Shehnab Sahin’s debut collection weaves Assam’s colonial past, wartime encounters, and personal grief into atmospheric tales of resistance and belonging.
Blending ecology, folklore, and feminist insight, the stories portray Northeast India’s marginalised voices with quiet power and emotional depth.
From tea labourers to taboo identities, Colour My Grave Purple offers a haunting mosaic of memory, displacement, and resilience across over a century.
Shehnab Sahin’s Colour My Grave Purple is an evocative collection of ten stories that revisit the history of Assam and the wider Northeast over more than a century, from the 1850s to the early 2000s. Drawing on folklore, ecology, political history, and personal memory, the book offers a layered portrait of a region often marginalised in mainstream Indian writing.
Quietly political and deeply personal, the collection is shaped in part by Sahin’s relationship with her late father, a police officer and Assamese writer. His influence surfaces in the stories’ recurring concerns with authority and resistance, belonging and displacement, memory and erasure. The title, which may initially seem macabre, gradually reveals itself as a reflective metaphor for remembrance and the intersections of private grief and collective history.

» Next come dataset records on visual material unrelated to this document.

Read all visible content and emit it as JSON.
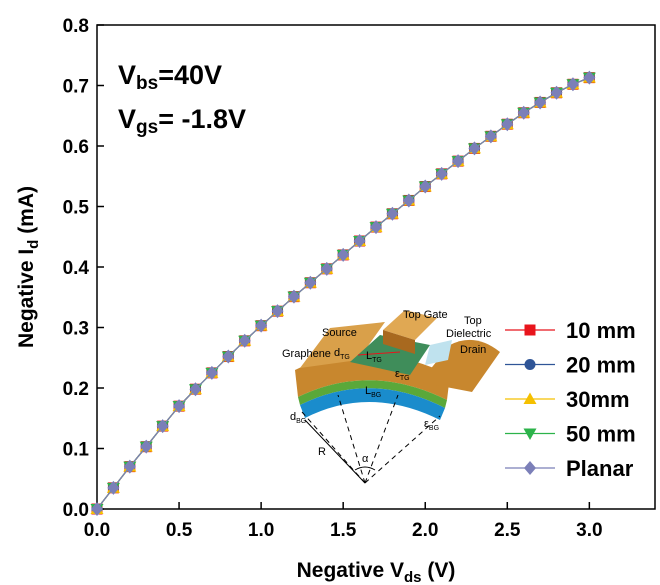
{
  "chart_data": {
    "type": "line",
    "x_label": {
      "main": "Negative V",
      "sub": "ds",
      "tail": " (V)"
    },
    "y_label": {
      "main": "Negative I",
      "sub": "d",
      "tail": " (mA)"
    },
    "annotations": [
      {
        "main": "V",
        "sub": "bs",
        "tail": "=40V"
      },
      {
        "main": "V",
        "sub": "gs",
        "tail": "= -1.8V"
      }
    ],
    "xlim": [
      0,
      3.4
    ],
    "ylim": [
      0,
      0.8
    ],
    "xticks": [
      {
        "value": 0,
        "label": "0.0"
      },
      0.5,
      {
        "value": 1,
        "label": "1.0"
      },
      1.5,
      {
        "value": 2,
        "label": "2.0"
      },
      2.5,
      {
        "value": 3,
        "label": "3.0"
      }
    ],
    "yticks": [
      {
        "value": 0,
        "label": "0.0"
      },
      0.1,
      0.2,
      0.3,
      0.4,
      0.5,
      0.6,
      0.7,
      0.8
    ],
    "x": [
      0,
      0.1,
      0.2,
      0.3,
      0.4,
      0.5,
      0.6,
      0.7,
      0.8,
      0.9,
      1.0,
      1.1,
      1.2,
      1.3,
      1.4,
      1.5,
      1.6,
      1.7,
      1.8,
      1.9,
      2.0,
      2.1,
      2.2,
      2.3,
      2.4,
      2.5,
      2.6,
      2.7,
      2.8,
      2.9,
      3.0
    ],
    "series": [
      {
        "name": "10 mm",
        "color": "#e8141c",
        "marker": "square",
        "values": [
          0,
          0.035,
          0.07,
          0.103,
          0.137,
          0.17,
          0.198,
          0.225,
          0.252,
          0.278,
          0.303,
          0.327,
          0.351,
          0.374,
          0.397,
          0.42,
          0.443,
          0.466,
          0.488,
          0.51,
          0.533,
          0.554,
          0.575,
          0.596,
          0.616,
          0.636,
          0.655,
          0.672,
          0.688,
          0.702,
          0.713
        ]
      },
      {
        "name": "20 mm",
        "color": "#2f5597",
        "marker": "circle",
        "values": [
          0,
          0.035,
          0.07,
          0.103,
          0.137,
          0.17,
          0.198,
          0.225,
          0.252,
          0.278,
          0.303,
          0.327,
          0.351,
          0.374,
          0.397,
          0.42,
          0.443,
          0.466,
          0.488,
          0.51,
          0.533,
          0.554,
          0.575,
          0.596,
          0.616,
          0.636,
          0.655,
          0.672,
          0.688,
          0.702,
          0.713
        ]
      },
      {
        "name": "30mm",
        "color": "#f5c000",
        "marker": "triangle-up",
        "values": [
          0,
          0.035,
          0.07,
          0.103,
          0.137,
          0.17,
          0.198,
          0.225,
          0.252,
          0.278,
          0.303,
          0.327,
          0.351,
          0.374,
          0.397,
          0.42,
          0.443,
          0.466,
          0.488,
          0.51,
          0.533,
          0.554,
          0.575,
          0.596,
          0.616,
          0.636,
          0.655,
          0.672,
          0.688,
          0.702,
          0.713
        ]
      },
      {
        "name": "50 mm",
        "color": "#2cb34a",
        "marker": "triangle-down",
        "values": [
          0,
          0.035,
          0.07,
          0.103,
          0.137,
          0.17,
          0.198,
          0.225,
          0.252,
          0.278,
          0.303,
          0.327,
          0.351,
          0.374,
          0.397,
          0.42,
          0.443,
          0.466,
          0.488,
          0.51,
          0.533,
          0.554,
          0.575,
          0.596,
          0.616,
          0.636,
          0.655,
          0.672,
          0.688,
          0.702,
          0.713
        ]
      },
      {
        "name": "Planar",
        "color": "#7b7fb8",
        "marker": "diamond",
        "values": [
          0,
          0.035,
          0.07,
          0.103,
          0.137,
          0.17,
          0.198,
          0.225,
          0.252,
          0.278,
          0.303,
          0.327,
          0.351,
          0.374,
          0.397,
          0.42,
          0.443,
          0.466,
          0.488,
          0.51,
          0.533,
          0.554,
          0.575,
          0.596,
          0.616,
          0.636,
          0.655,
          0.672,
          0.688,
          0.702,
          0.713
        ]
      }
    ],
    "inset_labels": [
      {
        "text": "Top Gate"
      },
      {
        "text": "Top"
      },
      {
        "text": "Dielectric"
      },
      {
        "text": "Source"
      },
      {
        "text": "Drain"
      },
      {
        "text": "Graphene"
      },
      {
        "text": "d",
        "sub": "TG"
      },
      {
        "text": "L",
        "sub": "TG"
      },
      {
        "text": "ε",
        "sub": "TG"
      },
      {
        "text": "L",
        "sub": "BG"
      },
      {
        "text": "d",
        "sub": "BG"
      },
      {
        "text": "ε",
        "sub": "BG"
      },
      {
        "text": "R"
      },
      {
        "text": "α"
      }
    ]
  }
}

The stories move through key moments in Assam’s past: the arrival of the colonial plantation economy, the lives of tea garden labourers, wartime encounters and foreign incursions, and periods of cultural and social transition. History is never distant or abstract; instead, large political forces are filtered through everyday lives — British planters negotiating an unfamiliar land, or indigenous communities adapting to imposed systems of power. Sahin’s attentiveness to ecology is especially striking. Forests, rivers, animals, and landscapes function not merely as settings but as active presences shaping and witnessing human experience.

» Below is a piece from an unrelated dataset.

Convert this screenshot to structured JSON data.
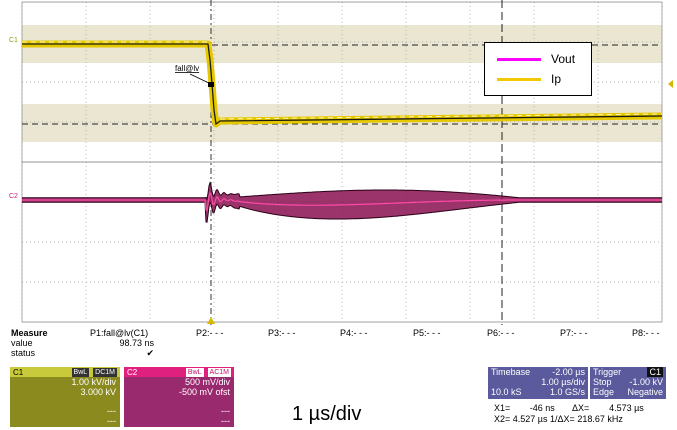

One of the collection’s strengths lies in its range. Some stories are grounded in documented history, including those inspired by Ursula Graham Bower, the British woman who forged close ties with the Zemi Nagas during the Second World War. Others turn inward, engaging with taboo, gender norms, queerness, and generational conflict, particularly in stories set in the 1970s, where individual identity unfolds against social unrest.
The prose is atmospheric and immersive, capable of conjuring entire worlds with economy and restraint. At times, however, the book’s ambition can feel demanding. Shifts in time, tone, and narrative density may challenge readers unfamiliar with the region, and some stories privilege mood over character development, leaving certain emotional arcs less fully realised. The collection resists a single narrative, functioning instead as a mosaic of voices and moments.
It is this mosaic quality that gives Colour My Grave Purple its quiet strength. Bound together by geography and emotional continuity, the stories move across decades with a steady, flowing rhythm, echoing the course of the Brahmaputra. What emerges is a nuanced portrait of a plural society shaped by adaptation, loss, and resilience. Sahin avoids nostalgia and exoticisation, offering instead a thoughtful meditation on cultural change and the persistence of the past in the present.
This is a quiet book, and its impact lies precisely there. There are no dramatic monologues or sweeping declarations — only women living, enduring, suffocating, and hoping. The writing is gentle but incisive, revealing its force gradually rather than through spectacle.
From a feminist perspective, the anger it evokes is familiar and restrained rather than loud. It is the slow burn of recognition: women being controlled, silenced, watched and judged by society, by family, and sometimes by love itself. There are no caricatured villains, only the steady workings of everyday patriarchy.
The title story, in particular, stands out for its insistence on agency, even in death, where life has offered little room for choice. This is not a book meant to comfort. It is a book that unsettles, that makes the reader feel seen — and perhaps quietly furious.
With its restrained power and lingering ache, Colour My Grave Purple is a compelling and honest collection, Throughout the book, Sahin blurs the boundary between the natural and the supernatural, drawing on folklore and spiritual belief systems as meaningful ways of understanding memory, loss, and continuity.